In November 2013, it was announced that Lady Gaga would headline six shows (March 28, 30, 31 and April 2, 4, and 6 of 2014), which would be the final performances at the venue. It was her first time performing there. An extra, seventh show was added, held on April 7, 2014, which officially closed the venue. "G.U.Y." was the final song performed at Roseland Ballroom.

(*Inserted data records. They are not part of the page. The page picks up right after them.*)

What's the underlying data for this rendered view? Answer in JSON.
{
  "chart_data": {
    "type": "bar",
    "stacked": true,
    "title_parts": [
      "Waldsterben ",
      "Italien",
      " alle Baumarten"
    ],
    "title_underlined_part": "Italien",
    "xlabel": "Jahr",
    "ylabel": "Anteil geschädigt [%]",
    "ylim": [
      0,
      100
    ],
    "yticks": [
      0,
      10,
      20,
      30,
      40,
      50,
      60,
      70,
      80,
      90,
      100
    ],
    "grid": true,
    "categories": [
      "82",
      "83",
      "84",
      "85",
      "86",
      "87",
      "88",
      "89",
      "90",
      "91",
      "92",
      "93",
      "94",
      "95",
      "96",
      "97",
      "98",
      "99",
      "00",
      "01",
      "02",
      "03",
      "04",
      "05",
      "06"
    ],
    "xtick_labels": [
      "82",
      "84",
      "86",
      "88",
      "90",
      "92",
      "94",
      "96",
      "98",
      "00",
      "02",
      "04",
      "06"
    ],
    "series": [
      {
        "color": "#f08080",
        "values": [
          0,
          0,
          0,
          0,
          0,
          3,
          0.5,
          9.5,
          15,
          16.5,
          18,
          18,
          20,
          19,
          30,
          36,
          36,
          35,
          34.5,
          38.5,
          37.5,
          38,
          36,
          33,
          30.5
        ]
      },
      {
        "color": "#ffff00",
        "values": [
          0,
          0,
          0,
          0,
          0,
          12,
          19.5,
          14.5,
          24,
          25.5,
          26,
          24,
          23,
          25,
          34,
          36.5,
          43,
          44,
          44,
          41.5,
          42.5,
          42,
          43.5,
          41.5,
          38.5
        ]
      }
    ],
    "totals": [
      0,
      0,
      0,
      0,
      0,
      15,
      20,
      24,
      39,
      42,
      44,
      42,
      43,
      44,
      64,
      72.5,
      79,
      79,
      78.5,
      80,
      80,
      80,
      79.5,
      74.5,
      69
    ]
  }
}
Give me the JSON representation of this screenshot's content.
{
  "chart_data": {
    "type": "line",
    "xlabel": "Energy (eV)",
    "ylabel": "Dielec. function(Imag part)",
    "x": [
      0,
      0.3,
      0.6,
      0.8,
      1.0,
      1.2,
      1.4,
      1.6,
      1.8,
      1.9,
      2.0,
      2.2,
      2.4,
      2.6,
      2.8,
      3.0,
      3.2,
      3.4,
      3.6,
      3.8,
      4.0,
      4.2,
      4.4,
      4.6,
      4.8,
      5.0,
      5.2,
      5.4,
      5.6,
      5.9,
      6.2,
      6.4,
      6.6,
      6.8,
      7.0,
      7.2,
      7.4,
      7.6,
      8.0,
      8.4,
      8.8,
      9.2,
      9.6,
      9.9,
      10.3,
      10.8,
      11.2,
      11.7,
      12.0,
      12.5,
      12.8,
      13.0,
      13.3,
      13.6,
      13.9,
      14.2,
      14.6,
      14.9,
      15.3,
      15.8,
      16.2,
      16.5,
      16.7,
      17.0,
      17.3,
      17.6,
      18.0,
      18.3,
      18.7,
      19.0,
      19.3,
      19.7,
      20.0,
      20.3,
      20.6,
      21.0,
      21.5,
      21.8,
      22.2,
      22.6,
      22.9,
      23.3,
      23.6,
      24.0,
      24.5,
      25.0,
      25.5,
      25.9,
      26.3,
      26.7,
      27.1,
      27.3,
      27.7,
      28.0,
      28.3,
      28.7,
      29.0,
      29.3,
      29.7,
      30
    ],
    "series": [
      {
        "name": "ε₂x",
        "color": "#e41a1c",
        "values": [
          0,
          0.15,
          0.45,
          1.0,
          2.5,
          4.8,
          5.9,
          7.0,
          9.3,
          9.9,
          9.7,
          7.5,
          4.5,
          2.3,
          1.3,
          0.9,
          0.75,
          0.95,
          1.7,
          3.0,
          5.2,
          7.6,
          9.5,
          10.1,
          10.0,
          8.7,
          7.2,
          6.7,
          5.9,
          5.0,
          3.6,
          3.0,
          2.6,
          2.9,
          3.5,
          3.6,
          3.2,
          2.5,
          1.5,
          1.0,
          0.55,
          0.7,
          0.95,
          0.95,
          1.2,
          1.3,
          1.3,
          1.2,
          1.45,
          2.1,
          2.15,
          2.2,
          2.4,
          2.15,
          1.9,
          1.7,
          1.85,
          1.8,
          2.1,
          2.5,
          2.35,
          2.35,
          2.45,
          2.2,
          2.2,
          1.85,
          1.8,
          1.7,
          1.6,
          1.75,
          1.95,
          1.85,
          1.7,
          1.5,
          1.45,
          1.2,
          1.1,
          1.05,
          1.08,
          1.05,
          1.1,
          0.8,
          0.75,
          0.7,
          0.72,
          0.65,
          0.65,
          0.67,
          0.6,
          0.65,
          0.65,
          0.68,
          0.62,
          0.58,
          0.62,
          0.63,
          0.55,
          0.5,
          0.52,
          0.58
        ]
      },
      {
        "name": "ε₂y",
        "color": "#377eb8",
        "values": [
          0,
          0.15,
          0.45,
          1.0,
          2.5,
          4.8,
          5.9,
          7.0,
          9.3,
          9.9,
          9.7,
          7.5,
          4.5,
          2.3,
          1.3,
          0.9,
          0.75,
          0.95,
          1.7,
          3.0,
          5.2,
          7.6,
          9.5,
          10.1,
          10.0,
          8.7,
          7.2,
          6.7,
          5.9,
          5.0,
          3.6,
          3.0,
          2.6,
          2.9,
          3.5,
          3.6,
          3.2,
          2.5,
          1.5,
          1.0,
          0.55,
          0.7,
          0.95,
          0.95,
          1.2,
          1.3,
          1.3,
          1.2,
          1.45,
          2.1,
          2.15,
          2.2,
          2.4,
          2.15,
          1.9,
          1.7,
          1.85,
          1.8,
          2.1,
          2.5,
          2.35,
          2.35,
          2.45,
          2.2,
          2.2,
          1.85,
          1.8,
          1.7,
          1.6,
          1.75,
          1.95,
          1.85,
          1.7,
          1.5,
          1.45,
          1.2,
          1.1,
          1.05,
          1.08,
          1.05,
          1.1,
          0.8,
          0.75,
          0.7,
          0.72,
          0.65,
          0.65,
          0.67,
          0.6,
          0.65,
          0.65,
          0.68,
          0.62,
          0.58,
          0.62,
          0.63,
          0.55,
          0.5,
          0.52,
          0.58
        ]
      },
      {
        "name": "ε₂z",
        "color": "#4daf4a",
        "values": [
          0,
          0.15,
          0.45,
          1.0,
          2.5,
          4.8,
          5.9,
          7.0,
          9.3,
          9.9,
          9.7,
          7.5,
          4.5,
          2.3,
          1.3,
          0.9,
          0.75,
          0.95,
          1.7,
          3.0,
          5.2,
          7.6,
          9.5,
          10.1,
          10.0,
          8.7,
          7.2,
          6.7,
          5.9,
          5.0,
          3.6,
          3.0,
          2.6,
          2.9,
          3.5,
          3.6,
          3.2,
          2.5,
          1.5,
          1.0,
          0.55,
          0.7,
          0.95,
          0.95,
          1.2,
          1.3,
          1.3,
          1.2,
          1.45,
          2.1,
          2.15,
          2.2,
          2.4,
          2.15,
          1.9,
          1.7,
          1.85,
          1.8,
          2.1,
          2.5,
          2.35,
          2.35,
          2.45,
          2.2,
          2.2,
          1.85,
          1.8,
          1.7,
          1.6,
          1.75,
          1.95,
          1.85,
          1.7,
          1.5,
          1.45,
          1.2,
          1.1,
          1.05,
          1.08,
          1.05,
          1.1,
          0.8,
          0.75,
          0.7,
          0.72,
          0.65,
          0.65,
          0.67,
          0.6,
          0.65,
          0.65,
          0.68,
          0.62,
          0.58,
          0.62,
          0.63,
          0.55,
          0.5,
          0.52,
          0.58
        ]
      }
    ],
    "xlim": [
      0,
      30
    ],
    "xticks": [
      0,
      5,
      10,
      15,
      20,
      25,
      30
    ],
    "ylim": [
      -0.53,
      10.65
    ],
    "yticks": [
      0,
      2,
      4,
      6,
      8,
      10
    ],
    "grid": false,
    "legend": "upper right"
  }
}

==Notable live recordings, events, and films filmed at the venue==

===Movies===
- Malcolm X directed by Spike Lee has a dance scene at the ballroom.
- Roseland, directed by James Ivory and starring Christopher Walken.

===Music===
- Raven along with Anthrax and Metallica on August 3, 1984
- Ella Fitzgerald and her Orchestra on February 26, 1940
- Meltdown, a bootleg of the Nirvana performance at the New Music Seminar on July 23, 1993.
- Blind Melon performed at the Roseland on February 17, 1994.
- Primus performed at the Roseland on August 4, 1995.
- Ozzy Osbourne performed at the Roseland on October 14, 1995.
- Live footage used in the No Doubt video "Don't Speak" was from an August 21, 1996, performance at the Roseland Ballroom
- Live at Roseland Ballroom, a 1996 live album from Gov't Mule
- Roseland NYC Live, a 1998 live album by Portishead
- Jimmy Page and The Black Crowes performed at the Roseland on October 12, 1999.
- Phish performed at the Roseland on May 23, 2000, for taping of VH1's Hard Rock Live that first aired July 1, 2000.
- Green Day performed their release show for the album Warning, on October 4, 2000.
- Madonna performed her new album, Music in November 2000.
- Shakira performed at the Roseland Ballroom in 2001.
- Live Scenes from New York and Metropolis 2000: Scenes from New York, live album and DVD by Dream Theater (2001)
- Roseland Ballroom 2003, a bootleg recording of a 2003 AC/DC concert.
- Evil or Divine, a 2005 live album and DVD by Heavy Metal artist Dio
- "Abrasions Mount The Timpani", "Take The Veil Cerpin Taxt", "A: Gust Of Mutts" and "B: And Ghosted Pouts" from the live album Scabdates by The Mars Volta (2005)
- Honda Civic Tour presents: Panic! At The Disco on May 8, 2008.
- Madonna: Hard Candy Promo Tour – filmed for MSN online broadcast on April 30, 2008.
- Phil Collins: Going Back – Live at Roseland Ballroom, NYC (2010)
- Beyoncé held a revue show titled 4 Intimate Nights with Beyoncé on August 14, 16, 18 and 19, 2011. The first show sold out in 22 seconds, and the remaining three performances in the following minute. A DVD of the show titled, Live at Roseland: Elements of 4, was released on November 21, 2011.
- Steve Aoki: Deadmeat Live at Roseland Ballroom was recorded in 2012.
- Nicki Minaj held a free concert for her last U.S. date from her Pink Friday Tour August 14, 2012, which was streamed by Pepsi at Roseland.
- Lady Gaga Live at Roseland Ballroom – filmed for Verizon Wireless online broadcast on April 7, 2014, the last day of Lady Gaga's residency concert and also the closing date of Roseland.
- Lamb of God held a concert on October 25, 2013 on their first North American tour after their vocalist, Randy Blythe, was released from prison in the Czech Republic

===Theatre===
- In A Chorus Line, the character of Al DeLuca sings about how his father would take his mother to the Roseland Ballroom in the song Montage 3: Mother.

===Other Events===
The finals for the national Bakugan tournament series Baku-Con were held at the venue from February 20, 2010 to February 21, 2010.